The inconvenience of thinking about school this way really jumped out at me this fall. I started my semester of clinicals with a prof who was a) spectacularly non-intimidating compared to some others I’ve had, and b) who liked me from the very start, basically because I raised my hand a lot and answered questions intelligently during our more classroom-y initial orientation. I was all set up for a semester of playing ‘Overachiever’, until, quite near the beginning of the semester, I was suddenly expected to do something that I found scary, and I was tired and scared of looking confident but being wrong, and I fell back on ‘Just Don’t Fail Me!’ My prof was, understandably, shocked and confused as to why I was suddenly reacting to her as ‘the scary adult who has the power to pass or fail me and will definitely fail me unless I’m absolutely perfect, so I had better grovel.’ I think she actually felt guilty about whatever she had done to intimidate me–which was nothing.
Since then I’ve been doing fine, progressing at the same rate as all the other students (maybe it says something about me that this isn’t very satisfying, and even kind of feels like failure in itself...I would like to be progressing faster). That is, until I’m alone with my prof and she tries to give me a pep talk about how I’m obviously very smart and doing fine, so I just need to improve my confidence. Then I start crying. At this point, I’m pretty sure she thinks I should be on anti-depressants–which is problematic in itself, but could be more problematic if she was the kind of prof who might fail me in my clinical for a lack of confidence. There’s no objective reason why I can’t hop back into Overachiever mode, since I managed both my clinicals last spring entirely in that mode. But part of my brain protests: ‘she’s seen you being insecure! She wouldn’t believe you as an overachiever, it would be too out of character!’ It starts to make sense once I stop seeing this behaviour as 'my learning style' and recognize it as a social role that I, at some point, probably subconsciously, decided I ought to play.
Conclusion
The main problem seems to be that my original mental models for social interaction–with adults, mostly–are overly simplistic and don’t cut reality at the joints. That’s not a huge problem in itself–I have better models now and most people I meet now say I have good communication skills, although I sometimes still come across as ‘odd’. The problem is that every once in a while, a situation happens, pattern recognition jumps into play, and whoa, I’m playing ‘Just Don’t Fail Me’. (It’s happened with the other two roles too, but they’re is less problematic.) Then I can’t get out of that role easily, because my social monkey brain is telling me it would be out of character and the other person would think it was weird. This is despite the fact that I no longer consciously care if I come across as weird, as long as people think I’m competent and trustworthy and nice, etc.
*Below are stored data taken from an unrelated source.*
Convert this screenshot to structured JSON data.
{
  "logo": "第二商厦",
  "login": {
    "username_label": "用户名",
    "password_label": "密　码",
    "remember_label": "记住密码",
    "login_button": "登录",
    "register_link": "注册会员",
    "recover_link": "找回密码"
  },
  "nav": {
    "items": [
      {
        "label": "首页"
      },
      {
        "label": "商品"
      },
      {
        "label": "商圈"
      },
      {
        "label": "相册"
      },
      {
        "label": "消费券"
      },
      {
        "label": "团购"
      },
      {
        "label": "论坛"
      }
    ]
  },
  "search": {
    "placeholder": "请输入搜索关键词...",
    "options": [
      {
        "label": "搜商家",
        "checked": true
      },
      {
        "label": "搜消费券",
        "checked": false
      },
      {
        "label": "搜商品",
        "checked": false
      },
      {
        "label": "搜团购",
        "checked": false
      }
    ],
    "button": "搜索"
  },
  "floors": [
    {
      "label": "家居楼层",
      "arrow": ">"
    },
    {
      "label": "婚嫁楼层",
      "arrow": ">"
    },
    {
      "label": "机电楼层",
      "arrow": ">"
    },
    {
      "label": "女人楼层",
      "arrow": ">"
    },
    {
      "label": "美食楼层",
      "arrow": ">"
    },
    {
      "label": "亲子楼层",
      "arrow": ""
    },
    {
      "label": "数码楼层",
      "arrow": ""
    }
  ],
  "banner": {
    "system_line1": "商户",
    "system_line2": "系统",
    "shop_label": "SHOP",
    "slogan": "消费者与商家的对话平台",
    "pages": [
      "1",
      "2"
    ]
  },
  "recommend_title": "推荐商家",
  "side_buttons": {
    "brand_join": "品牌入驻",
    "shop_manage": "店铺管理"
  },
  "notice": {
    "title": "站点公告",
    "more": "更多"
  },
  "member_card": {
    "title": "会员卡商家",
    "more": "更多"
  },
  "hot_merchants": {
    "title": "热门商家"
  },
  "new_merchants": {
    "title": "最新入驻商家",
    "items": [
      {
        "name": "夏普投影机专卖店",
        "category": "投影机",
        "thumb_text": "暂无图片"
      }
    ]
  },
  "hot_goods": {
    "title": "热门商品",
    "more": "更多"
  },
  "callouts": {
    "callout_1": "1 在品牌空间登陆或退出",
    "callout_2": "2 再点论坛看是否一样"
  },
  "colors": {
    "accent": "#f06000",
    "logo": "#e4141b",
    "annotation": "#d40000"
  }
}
Just noticing this has helped a little–I catch my monkey brain and remind it ‘hey, this situation looks similar to Situation X that you created a stereotyped response for, but it’s not Situation X, so how about we just behave like a human being as usual’. Reminding myself that the world doesn’t break down into ‘adults’ and ‘children’–or, if it did once, I’m now on the other side of the divide–also helps. Failing that, I can consciously try to make sure I get into the 'right’ role–Overachiever or Too Cool For School, depending on the situation–and make that my default.
Has anyone else noticed themselves doing something similar? I’m wondering if there are other roles that I play, maybe more subtly, at work or with friends.